The incident was one among many for Pokhara airport. Passengers often complain of mismanagement of domestic flights. Flights don’t take off on schedule and passengers need to wait for hours at the airport. Airline companies’ staffers acknowledged the fact that situation sometimes became chaotic due to mismanagement of flights.
“Because of flight delays, it often become difficult to handle the situation,” said Gautam Baral, station manager of Buddha Air in Pokhara, “We are bound to cancel flights in the last minute. This has caused problems in the management, and we have to listen to the passengers’ complaints.”
According to Baral, the last minute cancellation on Saturday resulted from fight delays in Kathmandu airport. The flight was pushed back two hours following delays starting from the morning. He said Buddha and Yeti Airlines had to face the problem because of that. Both the flights were last flights from Pokhara on Saturday.
According to Baral, Buddha Air’s aircraft was scheduled to fly from Kathmandu at 3:25 pm. It would be 3:50 pm when the aircraft would land at Pokhara after the 25 minutes flight. The flight from Pokhara to Kathmandu was first scheduled at 4:25 pm but it was already quarter to 5 when the aircraft arrived at Pokhara. And when the passengers were on board it was already 5:30pm.
Similar was the case with Yeti Airlines. The departure of the aircraft from Kathmandu to Pokhara was at 2 pm but the actual departure took place at 4:58 pm. Both the aircraft were halted from flying due to lack of visibility.
“Pokhara operates flights from 6 in the morning and if managed accordingly, there would be any problem here,” Baral said, adding that the cancellations of flights affect health patients and passengers with connecting flights.
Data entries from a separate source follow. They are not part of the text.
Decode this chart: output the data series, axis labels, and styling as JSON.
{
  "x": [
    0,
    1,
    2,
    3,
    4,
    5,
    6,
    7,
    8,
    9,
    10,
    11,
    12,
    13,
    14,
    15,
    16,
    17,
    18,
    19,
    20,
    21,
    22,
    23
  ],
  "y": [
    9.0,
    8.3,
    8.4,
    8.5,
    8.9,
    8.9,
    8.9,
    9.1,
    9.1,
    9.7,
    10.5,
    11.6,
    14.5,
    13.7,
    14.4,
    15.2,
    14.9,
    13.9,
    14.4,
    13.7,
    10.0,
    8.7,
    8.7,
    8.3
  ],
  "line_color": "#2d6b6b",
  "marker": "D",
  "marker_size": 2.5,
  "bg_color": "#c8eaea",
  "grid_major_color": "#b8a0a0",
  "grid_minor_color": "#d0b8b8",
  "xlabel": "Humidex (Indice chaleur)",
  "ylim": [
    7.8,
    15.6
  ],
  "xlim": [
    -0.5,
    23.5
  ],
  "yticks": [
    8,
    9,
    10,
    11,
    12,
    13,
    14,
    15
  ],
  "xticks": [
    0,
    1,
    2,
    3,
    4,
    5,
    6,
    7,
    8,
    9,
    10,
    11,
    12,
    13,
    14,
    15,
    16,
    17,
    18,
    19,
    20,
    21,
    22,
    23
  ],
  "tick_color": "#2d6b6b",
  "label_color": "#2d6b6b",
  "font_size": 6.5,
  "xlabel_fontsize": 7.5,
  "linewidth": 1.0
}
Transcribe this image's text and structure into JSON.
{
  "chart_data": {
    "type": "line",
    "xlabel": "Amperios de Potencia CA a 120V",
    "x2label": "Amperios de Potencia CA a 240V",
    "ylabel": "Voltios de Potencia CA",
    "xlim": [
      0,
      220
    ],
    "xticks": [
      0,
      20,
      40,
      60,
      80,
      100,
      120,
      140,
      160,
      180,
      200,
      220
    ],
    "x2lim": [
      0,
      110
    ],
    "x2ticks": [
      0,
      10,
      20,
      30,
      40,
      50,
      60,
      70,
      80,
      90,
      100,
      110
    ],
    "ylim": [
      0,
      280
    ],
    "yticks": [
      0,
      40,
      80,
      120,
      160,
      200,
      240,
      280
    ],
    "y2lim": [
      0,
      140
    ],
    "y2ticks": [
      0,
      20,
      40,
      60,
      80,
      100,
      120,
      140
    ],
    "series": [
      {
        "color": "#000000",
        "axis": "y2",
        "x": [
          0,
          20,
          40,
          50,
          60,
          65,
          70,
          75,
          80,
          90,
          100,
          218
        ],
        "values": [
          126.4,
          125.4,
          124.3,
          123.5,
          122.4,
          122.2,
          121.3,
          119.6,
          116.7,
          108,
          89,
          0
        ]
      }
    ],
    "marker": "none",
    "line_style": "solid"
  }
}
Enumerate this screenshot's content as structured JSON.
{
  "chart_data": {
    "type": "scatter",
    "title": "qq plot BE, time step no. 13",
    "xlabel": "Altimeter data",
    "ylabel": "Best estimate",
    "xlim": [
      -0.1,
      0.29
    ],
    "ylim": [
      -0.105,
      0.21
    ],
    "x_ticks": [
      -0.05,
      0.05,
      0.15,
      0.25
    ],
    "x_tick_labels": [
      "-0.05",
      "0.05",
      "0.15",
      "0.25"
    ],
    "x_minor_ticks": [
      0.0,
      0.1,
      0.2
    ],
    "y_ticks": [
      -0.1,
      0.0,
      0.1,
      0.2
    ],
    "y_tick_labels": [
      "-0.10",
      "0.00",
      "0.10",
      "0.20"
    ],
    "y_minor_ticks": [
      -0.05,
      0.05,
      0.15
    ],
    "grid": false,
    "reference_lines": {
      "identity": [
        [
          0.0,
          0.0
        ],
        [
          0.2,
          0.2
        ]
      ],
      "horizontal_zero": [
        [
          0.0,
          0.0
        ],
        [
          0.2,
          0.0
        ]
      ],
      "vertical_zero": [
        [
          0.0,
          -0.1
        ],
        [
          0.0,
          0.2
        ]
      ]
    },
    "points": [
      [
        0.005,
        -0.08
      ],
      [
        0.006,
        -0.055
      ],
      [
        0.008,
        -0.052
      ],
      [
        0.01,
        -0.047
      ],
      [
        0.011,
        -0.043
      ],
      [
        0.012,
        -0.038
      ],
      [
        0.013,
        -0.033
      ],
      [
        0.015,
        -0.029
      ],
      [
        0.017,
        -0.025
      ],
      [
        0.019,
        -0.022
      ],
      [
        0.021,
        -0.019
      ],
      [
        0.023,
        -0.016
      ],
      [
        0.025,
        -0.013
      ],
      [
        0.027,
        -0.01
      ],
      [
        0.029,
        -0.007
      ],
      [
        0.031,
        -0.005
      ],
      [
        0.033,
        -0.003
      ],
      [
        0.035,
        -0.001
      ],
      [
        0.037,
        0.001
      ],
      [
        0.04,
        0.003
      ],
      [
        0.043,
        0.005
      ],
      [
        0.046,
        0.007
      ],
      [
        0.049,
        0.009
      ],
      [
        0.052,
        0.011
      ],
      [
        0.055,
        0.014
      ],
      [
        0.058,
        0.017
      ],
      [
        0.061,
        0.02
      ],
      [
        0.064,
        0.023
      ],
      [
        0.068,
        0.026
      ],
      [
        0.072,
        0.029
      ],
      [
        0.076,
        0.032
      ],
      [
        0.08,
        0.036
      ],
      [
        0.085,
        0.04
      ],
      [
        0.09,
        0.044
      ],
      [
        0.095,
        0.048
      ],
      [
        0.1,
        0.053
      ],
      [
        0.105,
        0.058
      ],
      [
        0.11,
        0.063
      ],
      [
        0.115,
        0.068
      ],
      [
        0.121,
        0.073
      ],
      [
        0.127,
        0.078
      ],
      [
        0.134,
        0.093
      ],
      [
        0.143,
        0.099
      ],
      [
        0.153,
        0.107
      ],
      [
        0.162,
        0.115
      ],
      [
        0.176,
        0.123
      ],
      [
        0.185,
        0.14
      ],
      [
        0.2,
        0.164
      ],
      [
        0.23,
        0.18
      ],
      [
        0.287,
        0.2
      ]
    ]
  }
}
According to Kashinath Poudel, information officer of Pokhara Airport, the traffic of international flights and appearance of fog in Tribhuvan International Airport have been causing flight delays. “The air traffic gets hectic from 6 in the morning. As it is tourist season, there are more domestic flights. This adds to traffic congestion,” he said, “Besides, thick fog has come up as another major problem.”
Regarding Saturday’s flight cancellation, a technician at Pokhara Airport said: “We did not want to take the risk and even after the additional time, flights seemed impossible because of which we had no choice than to cancel them.”